The "Deadly Nightclubs" graphic accompanying a Feb. 22 news article on the Rhode Island nightclub fire reported that the cause of the deadliest club fire in the United States -- at the Cocoanut Grove club in Boston in November 1942 -- is unknown.
The Supreme Judicial Court of Massachusetts described the cause and spread of the fire: "A bartender in the Melody Lounge noticed that an electric light bulb which was in or near the cocoanut husks of an artificial palm tree in the corner had been turned off and that the corner was dark. He directed a 16-year-old bar boy . . . to cause the bulb to be lighted. . . . [T]he bar boy got a stool, lighted a match in order to see the bulb, turned the bulb in its socket, and thus lighted it. . . . Apparently the flame of the match had ignited the palm tree and that had speedily ignited the low cloth ceiling near it, for both flamed up almost instantly. The fire spread with great rapidity. . . . Soon after the fire started, the lights in the night club went out. The smoke had a peculiar odor. The crowd were panic stricken, and rushed and pushed in every direction through the night club, screaming and overturning tables and chairs in their attempts to escape." (Commonwealth v. Welansky, June 5, 1944.) The death toll was 492.
The club owner, Barnett Welansky (who was not on the premises on the night of the fire), had failed to address:
* Defective wiring.
* The installation of flammable decorations.
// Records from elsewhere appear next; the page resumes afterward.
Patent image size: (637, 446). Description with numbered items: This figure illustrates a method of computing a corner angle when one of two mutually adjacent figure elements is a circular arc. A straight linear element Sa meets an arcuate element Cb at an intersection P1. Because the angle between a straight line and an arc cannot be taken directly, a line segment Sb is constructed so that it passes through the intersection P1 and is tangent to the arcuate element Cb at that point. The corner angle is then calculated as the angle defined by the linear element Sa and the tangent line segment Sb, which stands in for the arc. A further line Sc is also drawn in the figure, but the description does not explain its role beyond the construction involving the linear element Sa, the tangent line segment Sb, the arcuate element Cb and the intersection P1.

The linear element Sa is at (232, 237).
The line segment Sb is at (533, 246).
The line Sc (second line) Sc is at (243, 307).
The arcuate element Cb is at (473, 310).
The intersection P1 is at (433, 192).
* The absence of fire doors.
* The absence of "proper means of egress properly maintained" and "sufficient proper" exits.
Mr. Welansky was convicted on numerous counts of involuntary manslaughter and received a sentence of 12 to 15 years at hard labor.
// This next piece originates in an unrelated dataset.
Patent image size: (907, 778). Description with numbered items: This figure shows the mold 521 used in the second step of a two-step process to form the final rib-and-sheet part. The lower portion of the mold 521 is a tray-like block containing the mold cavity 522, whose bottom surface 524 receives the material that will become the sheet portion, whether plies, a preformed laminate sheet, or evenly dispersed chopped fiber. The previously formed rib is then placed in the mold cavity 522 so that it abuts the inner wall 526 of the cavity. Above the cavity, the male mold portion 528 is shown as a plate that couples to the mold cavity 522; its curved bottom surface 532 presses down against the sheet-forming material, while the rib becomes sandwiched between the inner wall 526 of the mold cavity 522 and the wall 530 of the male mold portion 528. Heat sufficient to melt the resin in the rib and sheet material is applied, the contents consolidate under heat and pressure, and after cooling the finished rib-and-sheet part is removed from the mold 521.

The case is famous because the court used it as a vehicle to explain when a defendant's conduct goes beyond mere negligence and rises to the level of wanton or reckless conduct necessary for a manslaughter conviction. In effect, the court ruled that Mr. Welansky disregarded a substantial and unjustifiable risk that his actions and inactions would cause death to others.
Whether the same can be said of the owners of the Station nightclub in Rhode Island or of the band Great White (which used the pyrotechnics that caused the deadly fire) remains to be seen. What is clear is that many so-called accidents have criminal consequences and that those who cause these accidents can end up in prison.
IRA P. ROBBINS
The writer is a professor of law at American University.
As a student at Yale University, I attended numerous on-campus events. Student hosts of the events were required, presumably by the Yale fire marshal, to make a statement similar to the announcement made on airplanes before takeoff: "In the unlikely event of a fire, exits are located here and here."
Perhaps the statement seemed nerdy to students, but the deadly nightclub fire in Rhode Island illustrates that adding a similar requirement to the safety codes for public venues might facilitate rapid and safe evacuations.